If this application goes through, the unit could be the first of many. BT says they plan to roll out several hundred in cities across the UK this year, in partnership with advertising giant Global.
BT says the Street Hub units, previously known as InLink, will “help future proof the high street making them smarter, safer, and more sustainable”. But by the company’s own admission, the units have been the subject of antisocial behaviour and raise serious concerns regarding their surveillance tech and use of the personal data of passers-by.
Community objection works: In 2018, BT proposed to install 25 InLink units across Bristol. Following dozens of public comments expressing alarm at the plans, planning officers at Bristol City Council rejected all 25 applications.

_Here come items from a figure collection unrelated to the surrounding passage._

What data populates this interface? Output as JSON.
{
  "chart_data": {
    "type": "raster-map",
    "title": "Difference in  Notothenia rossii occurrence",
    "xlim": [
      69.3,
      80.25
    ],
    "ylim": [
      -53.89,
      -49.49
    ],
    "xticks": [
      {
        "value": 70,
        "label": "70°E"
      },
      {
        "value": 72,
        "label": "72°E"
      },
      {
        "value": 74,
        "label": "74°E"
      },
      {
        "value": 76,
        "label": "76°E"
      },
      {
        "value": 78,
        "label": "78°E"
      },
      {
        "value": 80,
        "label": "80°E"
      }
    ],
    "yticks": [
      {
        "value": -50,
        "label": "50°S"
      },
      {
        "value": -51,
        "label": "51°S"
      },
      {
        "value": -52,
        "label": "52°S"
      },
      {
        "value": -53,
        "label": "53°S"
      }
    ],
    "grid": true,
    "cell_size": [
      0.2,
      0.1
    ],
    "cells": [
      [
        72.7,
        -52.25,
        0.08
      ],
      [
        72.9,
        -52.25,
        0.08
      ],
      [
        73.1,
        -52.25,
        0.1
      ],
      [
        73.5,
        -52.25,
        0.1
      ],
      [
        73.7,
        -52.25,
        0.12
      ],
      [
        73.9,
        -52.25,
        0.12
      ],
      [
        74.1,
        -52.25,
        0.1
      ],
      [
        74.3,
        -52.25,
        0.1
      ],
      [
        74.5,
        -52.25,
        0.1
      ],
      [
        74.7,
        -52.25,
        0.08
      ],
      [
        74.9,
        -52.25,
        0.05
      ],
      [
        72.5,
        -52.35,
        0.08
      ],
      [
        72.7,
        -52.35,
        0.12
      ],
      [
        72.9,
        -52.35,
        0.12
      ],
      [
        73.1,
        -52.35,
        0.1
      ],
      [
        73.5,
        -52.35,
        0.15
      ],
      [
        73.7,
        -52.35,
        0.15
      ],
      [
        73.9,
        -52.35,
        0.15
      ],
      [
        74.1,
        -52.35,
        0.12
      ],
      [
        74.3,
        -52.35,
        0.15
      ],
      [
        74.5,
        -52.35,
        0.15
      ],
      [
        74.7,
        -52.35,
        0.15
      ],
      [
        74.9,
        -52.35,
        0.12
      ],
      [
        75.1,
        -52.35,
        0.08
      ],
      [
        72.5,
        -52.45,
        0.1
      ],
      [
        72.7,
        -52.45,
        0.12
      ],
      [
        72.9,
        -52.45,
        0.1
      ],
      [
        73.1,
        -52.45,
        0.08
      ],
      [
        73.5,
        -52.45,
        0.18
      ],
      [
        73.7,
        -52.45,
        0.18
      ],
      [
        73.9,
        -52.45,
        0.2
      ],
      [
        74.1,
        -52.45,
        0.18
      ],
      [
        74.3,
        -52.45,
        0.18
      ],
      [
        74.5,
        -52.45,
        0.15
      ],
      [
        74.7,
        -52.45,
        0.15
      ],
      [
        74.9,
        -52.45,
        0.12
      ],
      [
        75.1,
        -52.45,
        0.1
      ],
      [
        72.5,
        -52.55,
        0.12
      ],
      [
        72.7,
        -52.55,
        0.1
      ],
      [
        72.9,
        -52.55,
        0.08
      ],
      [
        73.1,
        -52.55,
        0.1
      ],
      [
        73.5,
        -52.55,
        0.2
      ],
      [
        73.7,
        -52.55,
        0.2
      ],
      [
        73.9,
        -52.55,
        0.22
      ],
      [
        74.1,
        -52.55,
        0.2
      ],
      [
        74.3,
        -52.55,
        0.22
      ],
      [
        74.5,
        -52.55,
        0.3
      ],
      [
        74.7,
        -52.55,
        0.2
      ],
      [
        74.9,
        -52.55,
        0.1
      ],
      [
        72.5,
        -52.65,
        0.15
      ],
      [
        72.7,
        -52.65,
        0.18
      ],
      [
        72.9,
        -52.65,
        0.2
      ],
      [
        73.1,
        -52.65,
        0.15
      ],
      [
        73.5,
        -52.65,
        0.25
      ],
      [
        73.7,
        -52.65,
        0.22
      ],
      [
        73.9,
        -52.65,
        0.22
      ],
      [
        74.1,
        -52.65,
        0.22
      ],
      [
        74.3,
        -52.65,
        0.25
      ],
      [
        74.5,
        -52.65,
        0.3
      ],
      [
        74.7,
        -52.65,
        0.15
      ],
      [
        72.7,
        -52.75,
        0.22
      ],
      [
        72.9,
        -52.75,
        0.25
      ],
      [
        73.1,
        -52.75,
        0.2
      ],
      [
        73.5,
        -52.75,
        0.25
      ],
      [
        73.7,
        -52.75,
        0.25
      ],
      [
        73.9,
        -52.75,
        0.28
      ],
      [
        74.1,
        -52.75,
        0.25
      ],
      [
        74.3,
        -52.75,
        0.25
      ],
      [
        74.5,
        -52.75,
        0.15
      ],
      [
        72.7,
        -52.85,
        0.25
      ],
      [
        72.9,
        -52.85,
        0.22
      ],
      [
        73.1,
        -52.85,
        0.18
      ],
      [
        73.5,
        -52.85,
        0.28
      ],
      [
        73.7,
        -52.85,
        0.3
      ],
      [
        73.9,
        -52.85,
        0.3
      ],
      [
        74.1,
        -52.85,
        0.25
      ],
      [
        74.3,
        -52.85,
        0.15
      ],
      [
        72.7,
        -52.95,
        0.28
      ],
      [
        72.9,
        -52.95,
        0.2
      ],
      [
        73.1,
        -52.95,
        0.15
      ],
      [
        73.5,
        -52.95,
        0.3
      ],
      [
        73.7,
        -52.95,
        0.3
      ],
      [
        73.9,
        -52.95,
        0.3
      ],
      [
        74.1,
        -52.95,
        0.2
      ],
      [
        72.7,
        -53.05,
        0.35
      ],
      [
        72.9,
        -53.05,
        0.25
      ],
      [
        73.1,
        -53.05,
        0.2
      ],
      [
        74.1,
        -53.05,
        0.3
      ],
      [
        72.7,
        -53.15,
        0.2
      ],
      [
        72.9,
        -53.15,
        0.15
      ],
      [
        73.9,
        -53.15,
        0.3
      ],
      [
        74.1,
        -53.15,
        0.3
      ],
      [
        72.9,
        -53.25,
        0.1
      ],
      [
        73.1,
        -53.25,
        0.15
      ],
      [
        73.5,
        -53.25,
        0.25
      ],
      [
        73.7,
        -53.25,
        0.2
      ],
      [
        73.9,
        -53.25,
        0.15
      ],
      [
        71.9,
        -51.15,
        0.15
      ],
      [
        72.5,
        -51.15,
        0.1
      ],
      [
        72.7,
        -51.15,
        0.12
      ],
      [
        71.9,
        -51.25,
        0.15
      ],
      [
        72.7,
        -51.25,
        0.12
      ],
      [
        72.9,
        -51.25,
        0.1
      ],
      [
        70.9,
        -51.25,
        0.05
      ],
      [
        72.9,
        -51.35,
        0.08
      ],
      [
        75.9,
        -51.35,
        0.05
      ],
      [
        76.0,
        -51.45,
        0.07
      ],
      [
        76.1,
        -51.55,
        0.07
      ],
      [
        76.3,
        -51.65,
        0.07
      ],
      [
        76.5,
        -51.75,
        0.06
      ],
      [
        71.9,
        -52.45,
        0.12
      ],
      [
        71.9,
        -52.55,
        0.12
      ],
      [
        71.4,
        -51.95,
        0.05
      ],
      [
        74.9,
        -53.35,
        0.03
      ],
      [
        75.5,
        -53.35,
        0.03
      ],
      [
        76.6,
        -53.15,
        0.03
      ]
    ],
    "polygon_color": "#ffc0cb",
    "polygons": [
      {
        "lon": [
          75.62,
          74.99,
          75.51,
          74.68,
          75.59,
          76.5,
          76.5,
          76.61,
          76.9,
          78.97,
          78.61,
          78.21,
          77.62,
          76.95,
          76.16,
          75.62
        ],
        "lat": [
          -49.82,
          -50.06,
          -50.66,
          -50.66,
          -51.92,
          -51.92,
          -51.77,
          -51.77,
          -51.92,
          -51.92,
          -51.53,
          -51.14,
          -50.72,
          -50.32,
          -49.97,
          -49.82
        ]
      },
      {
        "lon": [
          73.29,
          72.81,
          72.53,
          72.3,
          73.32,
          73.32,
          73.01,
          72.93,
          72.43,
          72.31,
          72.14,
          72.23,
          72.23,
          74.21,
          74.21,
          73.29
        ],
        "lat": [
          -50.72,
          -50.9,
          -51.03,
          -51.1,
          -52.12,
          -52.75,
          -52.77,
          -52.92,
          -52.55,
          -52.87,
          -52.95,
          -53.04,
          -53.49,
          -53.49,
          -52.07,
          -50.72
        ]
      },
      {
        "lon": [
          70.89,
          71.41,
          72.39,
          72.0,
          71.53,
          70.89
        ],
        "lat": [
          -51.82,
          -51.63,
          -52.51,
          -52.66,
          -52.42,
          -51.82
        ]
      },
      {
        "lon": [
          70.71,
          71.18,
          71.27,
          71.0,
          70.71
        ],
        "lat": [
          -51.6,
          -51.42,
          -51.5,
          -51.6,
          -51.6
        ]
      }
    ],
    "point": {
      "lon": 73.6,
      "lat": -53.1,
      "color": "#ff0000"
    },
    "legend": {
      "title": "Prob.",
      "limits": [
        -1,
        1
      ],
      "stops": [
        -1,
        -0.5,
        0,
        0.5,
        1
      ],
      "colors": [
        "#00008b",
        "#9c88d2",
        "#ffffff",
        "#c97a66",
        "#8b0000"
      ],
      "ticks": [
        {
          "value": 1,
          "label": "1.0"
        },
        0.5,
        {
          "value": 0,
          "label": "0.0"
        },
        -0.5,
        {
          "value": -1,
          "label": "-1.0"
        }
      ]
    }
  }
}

Read a Bristol Cable article about the threats posed by Street Hub units here: Bristol’s new phoneboxes could end up spying on you
HOW TO OBJECT:
Log your objection here on the Planning Portal at Bristol City Council: www.bristol.gov.uk/planning-and-building-regulations/look-at-and-track-planning-applications
Reference number: 21/04946/F
UPDATE 18/10/2021 – The previous reference number 21/04947/A was only for the LCD screens on the BT Hub structure whereas reference number 21/04946/F is for the whole structure and therefore it can be objected to on wider planning grounds such as obstruction of pavements for disabled access; loss of light or overshadowing; design, appearance and materials; and nature conservation. If you have already made an objection under reference 21/04947/A please consider copying this to the other reference number as well.
Click “Make a Comment” and write some words about why you object.
Here’s some points to include in your objection:
- The Council’s Planning Department can refuse the screen on the grounds of ‘amenity’, so be sure to mention factors such as how the screen would cause an amenity loss and a detriment to the quality of the area. This could include the addition of a freestanding unit causing clutter in a busy pedestrianised area, the contribution to an area already saturated with advertising infrastructure, the addition of a visually unattractive unit causing detriment to the visual quality of the street.
- Your personal story: why does this affect you? Why are you taking the time to object?
- Although it is not currently considered ‘material grounds’ for planning refusal, each BT Hub unit has two large digital screens. These use a significant amount of energy and contribute to light pollution, which is not compatible with the Council’s declaration of Climate and Ecological emergencies.
- The imposition of advertising into public space has a significant impact on public wellbeing.
- BT have applied for consent for 10 years (Oct 2021- Oct 2031) but usually consent is granted for 5 years after which time the structure could be removed. You could ask the council to review this and ensure it would be a maximum of 5 years in line with other advertising consents.